Stream large LLMs from CPU RAM to VRAM on demand — run models that don't fit, without buying more GPU memory.

TorusSparse wraps any HuggingFace CausalLM so that:

  • FFN weights live in pinned system RAM — attention layers, embeddings, and norms stay in VRAM permanently.
  • Async PCIe streaming — a background thread prefetches the next layer's weights while the GPU computes the current one, hiding transfer latency.
  • JEPA predictor — a tiny MLP predicts which weights will be needed next and schedules prefetches ahead of time.
  • Zero model changes — a transparent wrapper; your HuggingFace model code is unchanged.

Measured Results

Hardware: RTX 2070 Super (8.6 GB VRAM), PCIe 3.0 x16, 34 GB DDR4

Model Type Baseline VRAM TorusSparse VRAM VRAM saved Speed
TinyLlama-1.1B Dense 3037 MB 915 MB −2122 MB 7.4 tok/s
Phi-2 2.7B Dense 8027 MB 2573 MB −5454 MB 2.7 tok/s
Mistral-7B Dense OOM ~6 GB runs at all ~1 tok/s
OLMoE-1B-7B (64 experts) MoE OOM 3390 MB runs at all 0.9 tok/s

Text output is identical character-for-character to the baseline in all runs.

OLMoE-1B-7B is a Mixture-of-Experts model with 64 experts per layer (7B total parameters, 1B active per token). It physically cannot run on an 8.6 GB GPU without offloading. TorusSparse runs it with 92.9% prefetch hit rate.

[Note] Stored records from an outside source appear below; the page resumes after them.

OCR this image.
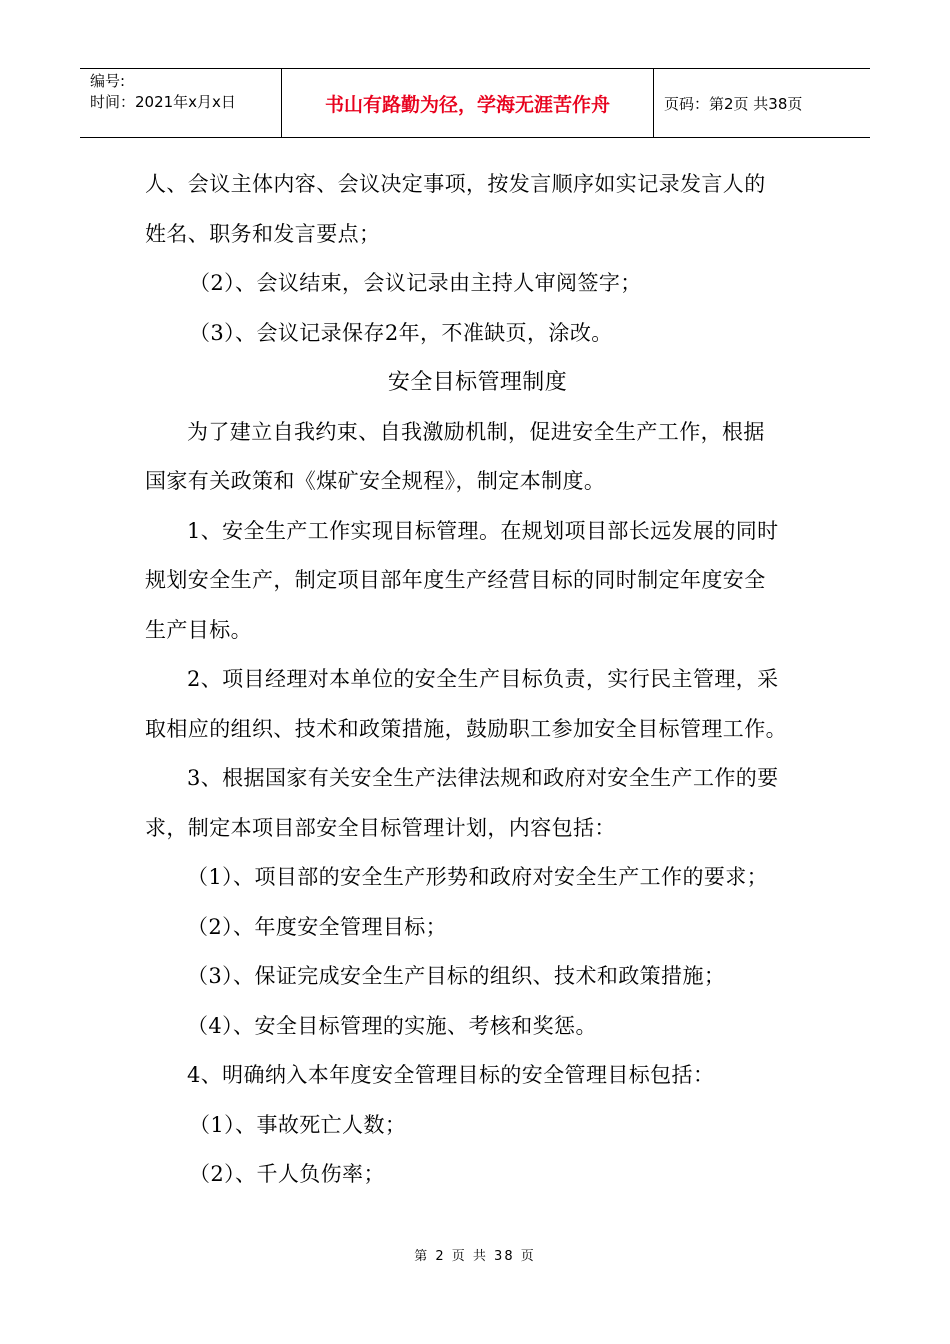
编号:
时间：2021年x月x日	书山有路勤为径，学海无涯苦作舟	页码：第2页 共38页
人、会议主体内容、会议决定事项，按发言顺序如实记录发言人的
姓名、职务和发言要点；
（2）、会议结束，会议记录由主持人审阅签字；
（3）、会议记录保存2年，不准缺页，涂改。
安全目标管理制度
为了建立自我约束、自我激励机制，促进安全生产工作，根据
国家有关政策和《煤矿安全规程》，制定本制度。
1、安全生产工作实现目标管理。在规划项目部长远发展的同时
规划安全生产，制定项目部年度生产经营目标的同时制定年度安全
生产目标。
2、项目经理对本单位的安全生产目标负责，实行民主管理，采
取相应的组织、技术和政策措施，鼓励职工参加安全目标管理工作。
3、根据国家有关安全生产法律法规和政府对安全生产工作的要
求，制定本项目部安全目标管理计划，内容包括：
（1）、项目部的安全生产形势和政府对安全生产工作的要求；
（2）、年度安全管理目标；
（3）、保证完成安全生产目标的组织、技术和政策措施；
（4）、安全目标管理的实施、考核和奖惩。
4、明确纳入本年度安全管理目标的安全管理目标包括：
（1）、事故死亡人数；
（2）、千人负伤率；
第 2 页 共 38 页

The speed overhead is not a code problem — it is physics. Every FFN layer's weights must cross the PCIe bus once per token:

TinyLlama: 22 layers × 66 MB = 1.45 GB/token ÷ 16 GB/s PCIe 3.0 = 89 ms = 11 tok/s ceiling
Phi-2:     32 layers × 100 MB = 3.2 GB/token  ÷ 16 GB/s PCIe 3.0 = 200 ms = 5 tok/s ceiling

On PCIe 4.0 / 5.0 (2–4× bandwidth) or Apple Silicon (unified memory, ~400 GB/s, no PCIe bottleneck), the speed overhead shrinks dramatically. On M2/M3 Max, the memory bus is fast enough that the overhead nearly disappears.

The right use cases:

  • Running a model that would OOM at baseline (Mistral-7B on 8 GB VRAM)
  • Freeing VRAM for other workloads while still running inference
  • Apple Silicon with unified memory — large models at near-baseline speed

Installation

git clone https://github.com/cogitanai/torussparse
cd torussparse
pip install -e .

Requirements: Python ≥ 3.10, PyTorch ≥ 2.2, Transformers ≥ 4.40, Accelerate ≥ 0.29

CUDA is strongly recommended. Without it the system falls back to CPU-only mode — no VRAM savings, but all code paths still run correctly (useful for development and testing).

Optional extras:

pip install rich                  # required for chat.py terminal UI
pip install fastapi uvicorn       # required for serve.py API server

Quick Start

Terminal chat (streaming, token by token)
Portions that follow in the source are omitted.